In our public board meeting yesterday, we found that severe winds during a thunderstorm led to a loss of stability and ultimately the capsizing of the liftboat Seacor Power off the coast of Port Fourchon, La., on April 13, 2021. Of the 19 people aboard the vessel, six died and seven are missing, presumed dead. Six people were rescued by the U.S. Coast Guard and other vessels. The Seacor Power, valued at $25 million, was a total loss. 

The NTSB determined the probable cause of the capsizing of the Seacor Power was a loss of stability that occurred when the vessel was struck by severe thunderstorm winds, which exceeded the vessel’s operational wind speed limits. Contributing to the loss of life on the vessel were the speed at which the vessel capsized and the angle at which it came to rest, which made egress difficult and the high winds and seas in the aftermath of the capsizing, which hampered rescue efforts.

NTSB investigators identified data gaps that prevented the National Weather Service (NWS) from identifying and forecasting the surface wind magnitudes that the Seacor Power encountered. The localized wind conditions could not be detected by weather service radars due to their elevation angles. As a result, the NTSB recommended the NWS, Federal Aviation Administration, and the Air Force work together to assess coastal weather radar sites to determine if it is safe and appropriate to lower radar angles, which could improve the ability to accurately forecast weather conditions.

The NTSB issued three safety recommendations to the U.S. Coast Guard: develop procedures to inform mariners in affected areas whenever there is an outage at a navigational telex broadcasting site; modify restricted-service liftboat stability regulations to require greater stability for newly constructed restricted-service liftboats; and develop procedures to integrate commercial, municipal, and non-profit air rescue providers into sectors’ and districts’ mass rescue operations plans.

The NTSB also reiterated a recommendation to the U.S. Coast Guard to require all personnel employed on vessels in coastal, Great Lakes and ocean service be provided with a personal locator beacon (PLB).
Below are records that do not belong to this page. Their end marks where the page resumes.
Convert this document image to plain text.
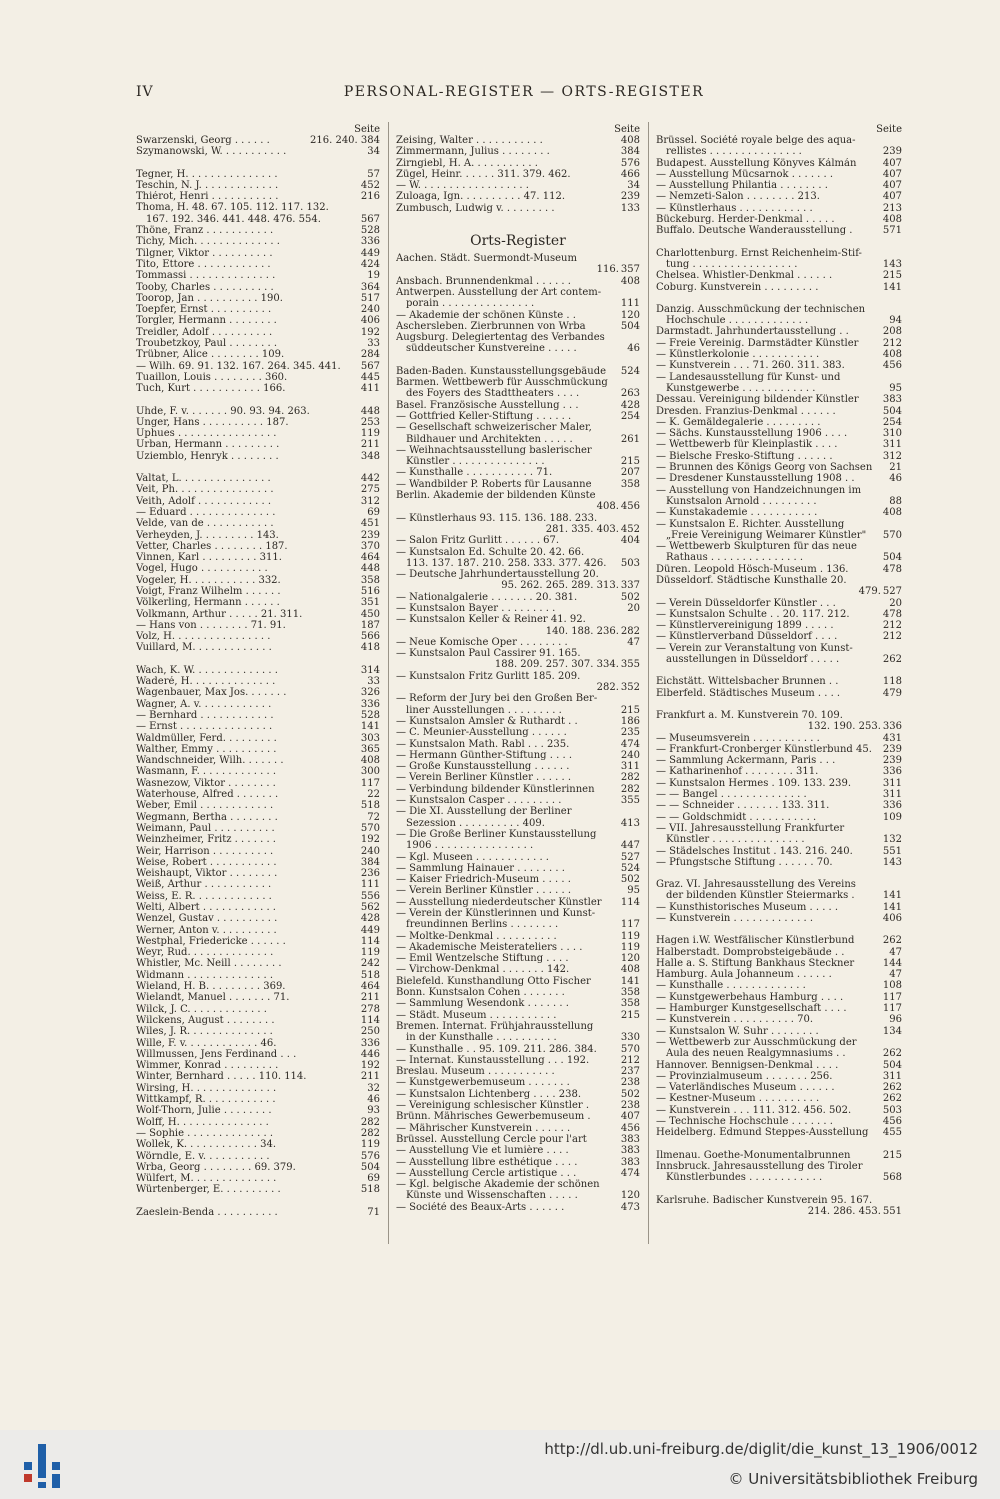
IV	PERSONAL-REGISTER — ORTS-REGISTER
Seite
216. 240. 384
Swarzenski, Georg . . . . . .
34
Szymanowski, W. . . . . . . . . . .
57
Tegner, H. . . . . . . . . . . . . . .
452
Teschin, N. J. . . . . . . . . . . . .
216
Thiérot, Henri . . . . . . . . . . .
Thoma, H. 48. 67. 105. 112. 117. 132.
567
167. 192. 346. 441. 448. 476. 554.
528
Thöne, Franz . . . . . . . . . . .
336
Tichy, Mich. . . . . . . . . . . . . .
449
Tilgner, Viktor . . . . . . . . . .
424
Tito, Ettore . . . . . . . . . . . .
19
Tommassi . . . . . . . . . . . . . .
364
Tooby, Charles . . . . . . . . . .
517
Toorop, Jan . . . . . . . . . . 190.
240
Toepfer, Ernst . . . . . . . . . .
406
Torgler, Hermann . . . . . . . .
192
Treidler, Adolf . . . . . . . . . .
33
Troubetzkoy, Paul . . . . . . . .
284
Trübner, Alice . . . . . . . . 109.
567
— Wilh. 69. 91. 132. 167. 264. 345. 441.
445
Tuaillon, Louis . . . . . . . . 360.
411
Tuch, Kurt . . . . . . . . . . . 166.
448
Uhde, F. v. . . . . . . 90. 93. 94. 263.
253
Unger, Hans . . . . . . . . . . 187.
119
Uphues . . . . . . . . . . . . . . . .
211
Urban, Hermann . . . . . . . . .
348
Uziemblo, Henryk . . . . . . . .
442
Valtat, L. . . . . . . . . . . . . . .
275
Veit, Ph. . . . . . . . . . . . . . . .
312
Veith, Adolf . . . . . . . . . . . .
69
— Eduard . . . . . . . . . . . . . .
451
Velde, van de . . . . . . . . . . .
239
Verheyden, J. . . . . . . . . 143.
370
Vetter, Charles . . . . . . . . 187.
464
Vinnen, Karl . . . . . . . . . 311.
448
Vogel, Hugo . . . . . . . . . . .
358
Vogeler, H. . . . . . . . . . . 332.
516
Voigt, Franz Wilhelm . . . . . .
351
Völkerling, Hermann . . . . . .
450
Volkmann, Arthur . . . . . 21. 311.
187
— Hans von . . . . . . . . 71. 91.
566
Volz, H. . . . . . . . . . . . . . . .
418
Vuillard, M. . . . . . . . . . . . .
314
Wach, K. W. . . . . . . . . . . . . .
33
Waderé, H. . . . . . . . . . . . . .
326
Wagenbauer, Max Jos. . . . . . .
336
Wagner, A. v. . . . . . . . . . . .
528
— Bernhard . . . . . . . . . . . .
141
— Ernst . . . . . . . . . . . . . . .
303
Waldmüller, Ferd. . . . . . . . .
365
Walther, Emmy . . . . . . . . . .
408
Wandschneider, Wilh. . . . . . .
300
Wasmann, F. . . . . . . . . . . . .
117
Wasnezow, Viktor . . . . . . . .
22
Waterhouse, Alfred . . . . . . .
518
Weber, Emil . . . . . . . . . . . .
72
Wegmann, Bertha . . . . . . . .
570
Weimann, Paul . . . . . . . . . .
192
Weinzheimer, Fritz . . . . . . .
240
Weir, Harrison . . . . . . . . . .
384
Weise, Robert . . . . . . . . . . .
236
Weishaupt, Viktor . . . . . . . .
111
Weiß, Arthur . . . . . . . . . . .
556
Weiss, E. R. . . . . . . . . . . . .
562
Welti, Albert . . . . . . . . . . . .
428
Wenzel, Gustav . . . . . . . . . .
449
Werner, Anton v. . . . . . . . . .
114
Westphal, Friedericke . . . . . .
119
Weyr, Rud. . . . . . . . . . . . . .
242
Whistler, Mc. Neill . . . . . . . .
518
Widmann . . . . . . . . . . . . . .
464
Wieland, H. B. . . . . . . . . 369.
211
Wielandt, Manuel . . . . . . . 71.
278
Wilck, J. C. . . . . . . . . . . . .
114
Wilckens, August . . . . . . . .
250
Wiles, J. R. . . . . . . . . . . . . .
336
Wille, F. v. . . . . . . . . . . . 46.
446
Willmussen, Jens Ferdinand . . .
192
Wimmer, Konrad . . . . . . . . .
211
Winter, Bernhard . . . . . 110. 114.
32
Wirsing, H. . . . . . . . . . . . . .
46
Wittkampf, R. . . . . . . . . . . .
93
Wolf-Thorn, Julie . . . . . . . .
282
Wolff, H. . . . . . . . . . . . . . .
282
— Sophie . . . . . . . . . . . . . .
119
Wollek, K. . . . . . . . . . . . 34.
576
Wörndle, E. v. . . . . . . . . . .
504
Wrba, Georg . . . . . . . . 69. 379.
69
Wülfert, M. . . . . . . . . . . . . .
518
Würtenberger, E. . . . . . . . . .
71
Zaeslein-Benda . . . . . . . . . .
Seite
408
Zeising, Walter . . . . . . . . . . .
384
Zimmermann, Julius . . . . . . . .
576
Zirngiebl, H. A. . . . . . . . . . .
466
Zügel, Heinr. . . . . . 311. 379. 462.
34
— W. . . . . . . . . . . . . . . . . .
239
Zuloaga, Ign. . . . . . . . . . 47. 112.
133
Zumbusch, Ludwig v. . . . . . . . .
Orts-Register
Aachen. Städt. Suermondt-Museum
357
116.
408
Ansbach. Brunnendenkmal . . . . . .
Antwerpen. Ausstellung der Art contem-
111
porain . . . . . . . . . . . . . . .
120
— Akademie der schönen Künste . .
504
Aschersleben. Zierbrunnen von Wrba
Augsburg. Delegiertentag des Verbandes
46
süddeutscher Kunstvereine . . . . .
524
Baden-Baden. Kunstausstellungsgebäude
Barmen. Wettbewerb für Ausschmückung
263
des Foyers des Stadttheaters . . . .
428
Basel. Französische Ausstellung . . .
254
— Gottfried Keller-Stiftung . . . . . .
— Gesellschaft schweizerischer Maler,
261
Bildhauer und Architekten . . . . .
— Weihnachtsausstellung baslerischer
215
Künstler . . . . . . . . . . . . . . .
207
— Kunsthalle . . . . . . . . . . . 71.
358
— Wandbilder P. Roberts für Lausanne
Berlin. Akademie der bildenden Künste
456
408.
— Künstlerhaus 93. 115. 136. 188. 233.
452
281. 335. 403.
404
— Salon Fritz Gurlitt . . . . . . 67.
— Kunstsalon Ed. Schulte 20. 42. 66.
503
113. 137. 187. 210. 258. 333. 377. 426.
— Deutsche Jahrhundertausstellung 20.
337
95. 262. 265. 289. 313.
502
— Nationalgalerie . . . . . . . 20. 381.
20
— Kunstsalon Bayer . . . . . . . . .
— Kunstsalon Keller & Reiner 41. 92.
282
140. 188. 236.
47
— Neue Komische Oper . . . . . . . .
— Kunstsalon Paul Cassirer 91. 165.
355
188. 209. 257. 307. 334.
— Kunstsalon Fritz Gurlitt 185. 209.
352
282.
— Reform der Jury bei den Großen Ber-
215
liner Ausstellungen . . . . . . . . .
186
— Kunstsalon Amsler & Ruthardt . .
235
— C. Meunier-Ausstellung . . . . . .
474
— Kunstsalon Math. Rabl . . . 235.
240
— Hermann Günther-Stiftung . . . .
311
— Große Kunstausstellung . . . . . .
282
— Verein Berliner Künstler . . . . . .
282
— Verbindung bildender Künstlerinnen
355
— Kunstsalon Casper . . . . . . . . .
— Die XI. Ausstellung der Berliner
413
Sezession . . . . . . . . . . 409.
— Die Große Berliner Kunstausstellung
447
1906 . . . . . . . . . . . . . . . .
527
— Kgl. Museen . . . . . . . . . . . .
524
— Sammlung Hainauer . . . . . . . .
502
— Kaiser Friedrich-Museum . . . . .
95
— Verein Berliner Künstler . . . . . .
114
— Ausstellung niederdeutscher Künstler
— Verein der Künstlerinnen und Kunst-
117
freundinnen Berlins . . . . . . . .
119
— Moltke-Denkmal . . . . . . . . . .
119
— Akademische Meisterateliers . . . .
120
— Emil Wentzelsche Stiftung . . . .
408
— Virchow-Denkmal . . . . . . . 142.
141
Bielefeld. Kunsthandlung Otto Fischer
358
Bonn. Kunstsalon Cohen . . . . . . .
358
— Sammlung Wesendonk . . . . . . .
215
— Städt. Museum . . . . . . . . . . .
Bremen. Internat. Frühjahrausstellung
330
in der Kunsthalle . . . . . . . . . .
570
— Kunsthalle . . 95. 109. 211. 286. 384.
212
— Internat. Kunstausstellung . . . 192.
237
Breslau. Museum . . . . . . . . . . .
238
— Kunstgewerbemuseum . . . . . . .
502
— Kunstsalon Lichtenberg . . . . 238.
238
— Vereinigung schlesischer Künstler .
407
Brünn. Mährisches Gewerbemuseum .
456
— Mährischer Kunstverein . . . . . .
383
Brüssel. Ausstellung Cercle pour l'art
383
— Ausstellung Vie et lumière . . . .
383
— Ausstellung libre esthétique . . . .
474
— Ausstellung Cercle artistique . . .
— Kgl. belgische Akademie der schönen
120
Künste und Wissenschaften . . . . .
473
— Société des Beaux-Arts . . . . . .
Seite
Brüssel. Société royale belge des aqua-
239
rellistes . . . . . . . . . . . . . . .
407
Budapest. Ausstellung Könyves Kálmán
407
— Ausstellung Mücsarnok . . . . . . .
407
— Ausstellung Philantia . . . . . . . .
407
— Nemzeti-Salon . . . . . . . . 213.
213
— Künstlerhaus . . . . . . . . . . . .
408
Bückeburg. Herder-Denkmal . . . . .
571
Buffalo. Deutsche Wanderausstellung .
Charlottenburg. Ernst Reichenheim-Stif-
143
tung . . . . . . . . . . . . . . . . .
215
Chelsea. Whistler-Denkmal . . . . . .
141
Coburg. Kunstverein . . . . . . . . .
Danzig. Ausschmückung der technischen
94
Hochschule . . . . . . . . . . . . .
208
Darmstadt. Jahrhundertausstellung . .
212
— Freie Vereinig. Darmstädter Künstler
408
— Künstlerkolonie . . . . . . . . . . .
456
— Kunstverein . . . 71. 260. 311. 383.
— Landesausstellung für Kunst- und
95
Kunstgewerbe . . . . . . . . . . . .
383
Dessau. Vereinigung bildender Künstler
504
Dresden. Franzius-Denkmal . . . . . .
254
— K. Gemäldegalerie . . . . . . . . .
310
— Sächs. Kunstausstellung 1906 . . . .
311
— Wettbewerb für Kleinplastik . . . .
312
— Bielsche Fresko-Stiftung . . . . . .
21
— Brunnen des Königs Georg von Sachsen
46
— Dresdener Kunstausstellung 1908 . .
— Ausstellung von Handzeichnungen im
88
Kunstsalon Arnold . . . . . . . . .
408
— Kunstakademie . . . . . . . . . . .
— Kunstsalon E. Richter. Ausstellung
570
„Freie Vereinigung Weimarer Künstler"
— Wettbewerb Skulpturen für das neue
504
Rathaus . . . . . . . . . . . . . . .
478
Düren. Leopold Hösch-Museum . 136.
Düsseldorf. Städtische Kunsthalle 20.
527
479.
20
— Verein Düsseldorfer Künstler . . .
478
— Kunstsalon Schulte . . 20. 117. 212.
212
— Künstlervereinigung 1899 . . . . .
212
— Künstlerverband Düsseldorf . . . .
— Verein zur Veranstaltung von Kunst-
262
ausstellungen in Düsseldorf . . . . .
118
Eichstätt. Wittelsbacher Brunnen . .
479
Elberfeld. Städtisches Museum . . . .
Frankfurt a. M. Kunstverein 70. 109.
336
132. 190. 253.
431
— Museumsverein . . . . . . . . . . .
239
— Frankfurt-Cronberger Künstlerbund 45.
239
— Sammlung Ackermann, Paris . . .
336
— Katharinenhof . . . . . . . . 311.
311
— Kunstsalon Hermes . 109. 133. 239.
311
— — Bangel . . . . . . . . . . . . . .
336
— — Schneider . . . . . . . 133. 311.
109
— — Goldschmidt . . . . . . . . . . .
— VII. Jahresausstellung Frankfurter
132
Künstler . . . . . . . . . . . . . . .
551
— Städelsches Institut . 143. 216. 240.
143
— Pfungstsche Stiftung . . . . . . 70.
Graz. VI. Jahresausstellung des Vereins
141
der bildenden Künstler Steiermarks .
141
— Kunsthistorisches Museum . . . . .
406
— Kunstverein . . . . . . . . . . . . .
262
Hagen i.W. Westfälischer Künstlerbund
47
Halberstadt. Domprobsteigebäude . .
144
Halle a. S. Stiftung Bankhaus Steckner
47
Hamburg. Aula Johanneum . . . . . .
108
— Kunsthalle . . . . . . . . . . . . .
117
— Kunstgewerbehaus Hamburg . . . .
117
— Hamburger Kunstgesellschaft . . . .
96
— Kunstverein . . . . . . . . . . 70.
134
— Kunstsalon W. Suhr . . . . . . . .
— Wettbewerb zur Ausschmückung der
262
Aula des neuen Realgymnasiums . .
504
Hannover. Bennigsen-Denkmal . . . .
311
— Provinzialmuseum . . . . . . . 256.
262
— Vaterländisches Museum . . . . . .
262
— Kestner-Museum . . . . . . . . . .
503
— Kunstverein . . . 111. 312. 456. 502.
456
— Technische Hochschule . . . . . . .
455
Heidelberg. Edmund Steppes-Ausstellung
215
Ilmenau. Goethe-Monumentalbrunnen
Innsbruck. Jahresausstellung des Tiroler
568
Künstlerbundes . . . . . . . . . . . .
Karlsruhe. Badischer Kunstverein 95. 167.
551
214. 286. 453.
http://dl.ub.uni-freiburg.de/diglit/die_kunst_13_1906/0012
© Universitätsbibliothek Freiburg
The NTSB also recommended the Offshore Marine Service Association notify members of PLB availability and value. The first time the NTSB recommended the Coast Guard require PLBs was following the 2015 sinking of the cargo vessel El Faro in which all 33 crewmembers perished.

The NTSB reiterated the recommendation for the first time after the fishing vessel Scandies Rose sank off Sutwik Island, Alaska, in 2019, which killed five people; and again following the 2020 sinking of the Emmy Rose fishing vessel off the coast of Massachusetts, which killed all four crewmembers.